Erstmaliger Schaden eines langjährigen Arbeitnehmers:
- Haftungsminderung für den Arbeitnehmer
- durch Anwendung eines milderen Massstabs
Wiederholte Unfälle eines Chauffeurs:
- Mitverschuldensgefahr für den Arbeitgeber, wenn er den Chauffeur „nicht aus dem Verkehr zieht“.

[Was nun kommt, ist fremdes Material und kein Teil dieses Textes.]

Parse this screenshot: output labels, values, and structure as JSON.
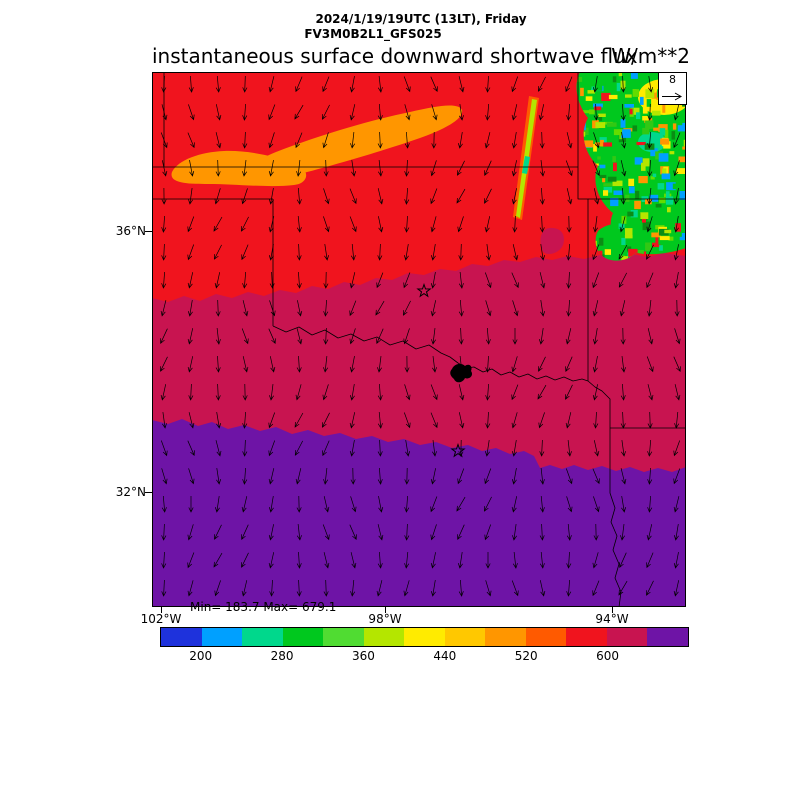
{
  "header": {
    "line1": "2024/1/19/19UTC (13LT), Friday",
    "line2": "FV3M0B2L1_GFS025"
  },
  "chart_data": {
    "type": "heatmap",
    "title": "instantaneous surface downward shortwave flux",
    "units_label": "W/m**2",
    "stats_label": "Min= 183.7 Max= 679.1",
    "min_value": 183.7,
    "max_value": 679.1,
    "wind_reference_label": "8",
    "x_axis": {
      "tick_labels": [
        "102°W",
        "98°W",
        "94°W"
      ]
    },
    "y_axis": {
      "tick_labels": [
        "36°N",
        "32°N"
      ]
    },
    "colorbar": {
      "tick_labels": [
        "200",
        "280",
        "360",
        "440",
        "520",
        "600"
      ],
      "tick_values": [
        200,
        280,
        360,
        440,
        520,
        600
      ],
      "segment_colors": [
        "#1e32dc",
        "#00a0ff",
        "#00d88c",
        "#00c81e",
        "#50dc32",
        "#b4e600",
        "#ffeb00",
        "#ffc800",
        "#ff9600",
        "#ff5a00",
        "#f0141e",
        "#c81450",
        "#6e14a6"
      ]
    },
    "field_colors": {
      "red": "#f0141e",
      "crimson": "#c81450",
      "purple": "#6e14a6",
      "orange": "#ff9600",
      "dark_orange": "#ff5a00",
      "yellow": "#ffeb00",
      "yellow_green": "#b4e600",
      "cyan_green": "#00d88c",
      "cloud_green": "#00c81e",
      "cloud_palette": [
        "#00c81e",
        "#32c814",
        "#64dc00",
        "#b4e600",
        "#ffeb00",
        "#00d88c",
        "#00a0ff",
        "#ff9600",
        "#f0141e",
        "#0a8c14"
      ]
    },
    "wind_field": {
      "arrow_color": "#000000",
      "direction": "northerly",
      "grid_cols": 20,
      "grid_rows": 19
    }
  }
}
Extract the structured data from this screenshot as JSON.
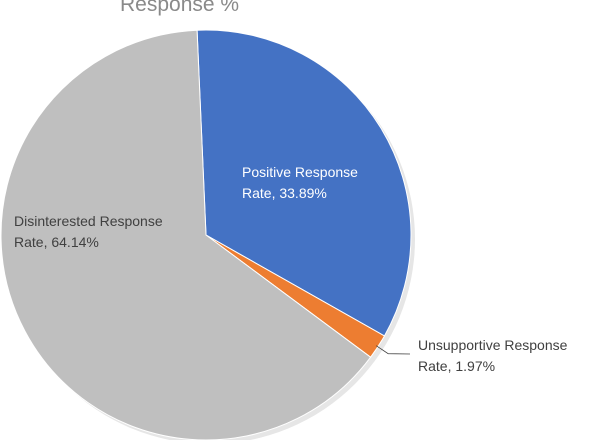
{
  "chart_data": {
    "type": "pie",
    "title": "Response %",
    "series": [
      {
        "name": "Positive Response Rate",
        "value": 33.89,
        "label_lines": [
          "Positive Response",
          "Rate, 33.89%"
        ],
        "color": "#4472c4",
        "label_color": "#ffffff"
      },
      {
        "name": "Unsupportive Response Rate",
        "value": 1.97,
        "label_lines": [
          "Unsupportive Response",
          "Rate, 1.97%"
        ],
        "color": "#ed7d31",
        "label_color": "#404040"
      },
      {
        "name": "Disinterested Response Rate",
        "value": 64.14,
        "label_lines": [
          "Disinterested Response",
          "Rate, 64.14%"
        ],
        "color": "#bfbfbf",
        "label_color": "#404040"
      }
    ],
    "start_angle_deg": -2.5,
    "direction": "clockwise",
    "legend": "none",
    "data_labels": "category name and value"
  }
}
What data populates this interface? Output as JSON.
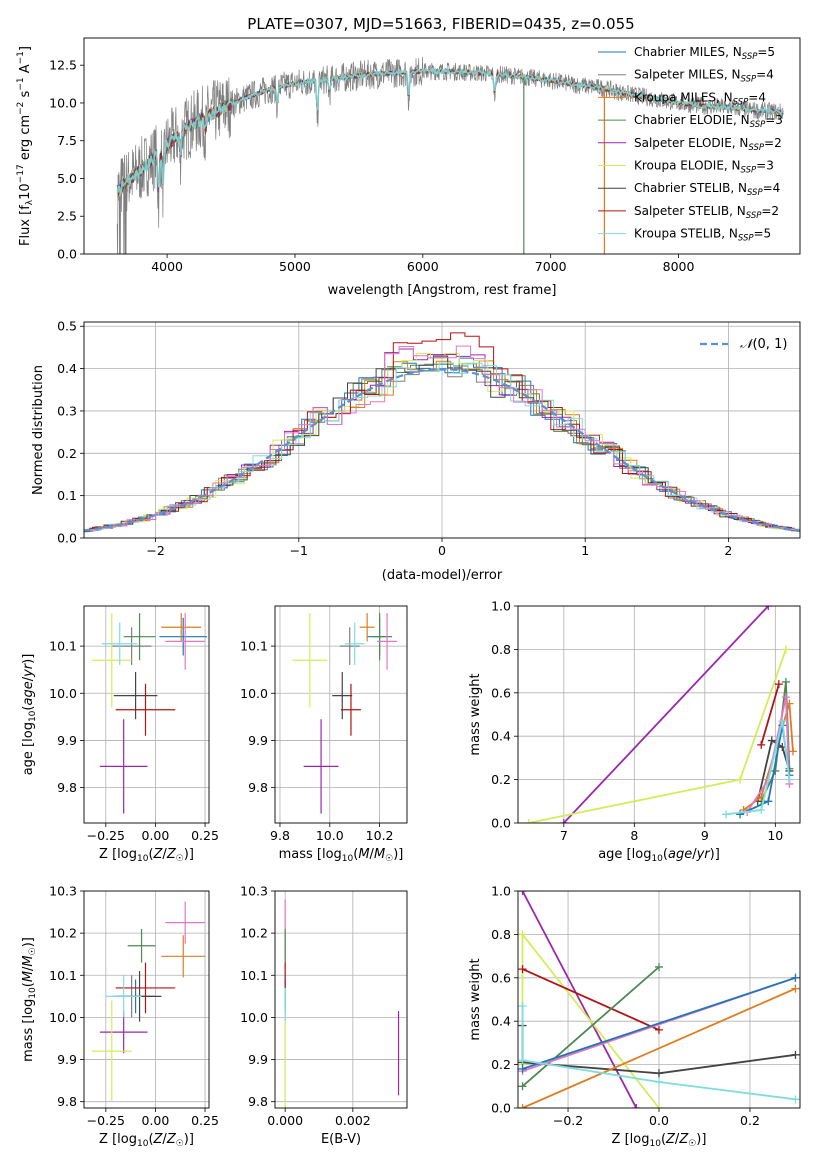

Temporärer Führerausweisentzug
Ist dem Arbeitnehmer zB aus reinem Eigenverschulden (zB Fahren in nicht fahrtüchtigem Zustand [Fahren in angetrunkenem Zustand]) der Führerausweis entzogen worden, haftet er für die Schäden des Arbeitgebers:
- Zusätzliche Transportkosten zB bei
- Servicemonteur im Aussendienst
- Handwerker mit Lieferwagen
- Lohnkosten eines Ersatzchauffeurs
Je nach Sachverhalt (zB beschränktes Eigenverschulden) bleiben Reduktionsgründe vorbehalten.
Weiterführende Informationen
- JAR 1990 137 f.
Selbstbehalt und Bonusverlust
Auch der Selbstbehalt und der Bonusverlust als Unfallfolge sind als Schadenersatzansprüche vom Arbeitnehmer zu tragen.
Die Schadenersatzhöhe wird durch die allgemein gültigen Reduktionsgründe beeinflusst.
Drittschäden
Die Arbeitnehmerhaftung bei Unfällen mit Geschäftsfahrzeugen erstreckt sich auch auf:
- Schäden an anderen Fahrzeugen
- Personen- bzw. Körperschäden.
Die Haftpflicht-Drittschäden sind meistens durch entsprechende Versicherungen gedeckt:
- Schäden aus Verkehrsunfällen
- Motorfahrzeughaftpflichtversicherung
- Personenschäden
- Unfallversicherung.
Je nach Verschulden des Arbeitnehmers (zB LKW-Fahren in angetrunkenem Zustand) kann der Versicherer regressieren auf
- den Arbeitgeber
- Überwälzung auf Arbeitnehmer nach den vorstehenden Prinzipien der Arbeitnehmerhaftung
- den Arbeitnehmer.
In Lehre und Rechtsprechung ist es umstritten, ob der Arbeitgeber eine Kaskoversicherung für Geschäftsfahrzeuge abschliessen sollte:
- Der Prämienaufwand, der zu Lasten des Arbeitgebers geht, ist nicht nur eine Risikoschutz für den Arbeitgeber, sondern vermeidet auch Streitigkeiten mit dem fehlbaren Mitarbeiter zur Arbeitnehmerhaftung
- Entscheidend ist der Fahrzeugeinsatz und die Qualitäten des Chauffeurs.
Vereitelung der Untersuchung
Der Arbeitnehmer haftet trotz unklarer Unfallverursachung, wenn er die Unfallermittlung vorsätzlich vereitelt, zB durch:
- Manipulation des Restwegschreibers
- Zerstörung oder „Verschlucken“ der Tachographenscheibe
- Vereitelung der Blutprobe
SVG-Strafverfahren
Unfälle auf öffentlichen Strassen ziehen für den Arbeitnehmer oft ein Strafverfahren nach sich.
Auch wenn der Zivilrichter nicht an die Feststellungen des Strafrichters gebunden ist, wird er ohne offensichtliche Falschbeurteilung des Strafrichters nicht von dessen Beurteilung abweichen.